Mr Zainal said that workers in environmental services, the landscape sector as well as security officers should be regarded as specialists, instead of being seen as low-wage workers. This can be done by improving the skills of workers in these industries, as well as finding ways to raise their productivity by tapping technology, for example. This will also help to attract a younger and higher-skilled workforce to these sectors, which could in turn raise wages in the industry.
Consumers and service buyers should also become more socially responsible, and reject service providers that provide services at low cost, but at the expense of the welfare of such essential service workers, Mr Zainal said.
Instead, service buyers should adopt an outcome-based contracting model, where contracts are awarded to companies with progressive employment practices that give due recognition to workers, rather than basing these decisions on price alone.
"This crisis has also forced us to reflect our core values and principles to fellow human beings and highlighted our unseen class system.

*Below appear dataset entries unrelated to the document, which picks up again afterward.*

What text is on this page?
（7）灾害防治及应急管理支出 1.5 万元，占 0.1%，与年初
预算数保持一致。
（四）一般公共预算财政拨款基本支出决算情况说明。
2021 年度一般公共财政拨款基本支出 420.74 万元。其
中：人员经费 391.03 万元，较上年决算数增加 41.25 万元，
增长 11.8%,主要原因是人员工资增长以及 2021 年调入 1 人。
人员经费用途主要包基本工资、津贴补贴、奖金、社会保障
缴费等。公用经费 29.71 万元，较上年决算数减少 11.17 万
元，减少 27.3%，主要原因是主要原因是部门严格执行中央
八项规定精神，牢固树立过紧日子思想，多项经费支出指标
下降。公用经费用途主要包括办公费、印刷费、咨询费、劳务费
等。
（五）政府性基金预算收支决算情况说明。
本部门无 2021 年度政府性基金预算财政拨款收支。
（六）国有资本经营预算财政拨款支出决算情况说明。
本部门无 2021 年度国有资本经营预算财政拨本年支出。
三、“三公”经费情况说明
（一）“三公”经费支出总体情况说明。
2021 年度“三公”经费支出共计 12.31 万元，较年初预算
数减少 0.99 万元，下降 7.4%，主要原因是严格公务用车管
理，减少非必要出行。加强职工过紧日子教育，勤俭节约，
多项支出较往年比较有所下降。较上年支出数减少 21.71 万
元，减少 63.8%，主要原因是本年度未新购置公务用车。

At the same time, it also showed that we can rise to the occasion to put things right," said Mr Zainal, who noted that many more Singaporeans have became more gracious and generous towards essential service workers amid the Covid-19 crisis. Singaporeans have also helped to protect and support migrant workers here.
He called on Singaporeans to change their perceptions of migrant workers, and welcome them into their communities.
"We must realise that they are the ones who keep Singapore going; cleaners and maintenance workers who keep our neighbourhoods clean and hygienic, workers who keep our transport running so we can get our essential supplies; workers who keep electricity and water flowing to our homes, and workers who provide other services in our neighbourhoods."
Some of these migrant workers will be temporarily rehoused in vacated school sites in residential estates as part of efforts to curb the spread of Covid-19 by reducing the density of workers' dormitories. While many residents in his constituency have said that they understand the need for this arrangement, he asked if such attitudes will be the same if such temporary dormitories had to remain for a longer period.
"Do we then adopt the perverse attitude of resisting them again because we don't want them in our backyard? I hope the new normal for our foreign friends will see them being accepted as fellow human beings who have the right to enjoy the surroundings that they helped to maintain and build," said Mr Zainal.
He appealed to Singaporeans to play their part in creating a "new normal" where workers are treated in a more equitable manner after the crisis.
"If the $100 billion we have spent in this crisis does not lead us to a future where we can be more progressive, more equitable and more enlightened, then indeed it would be a tragedy if the only thing we did was just trying to survive rather than coming out stronger as a society."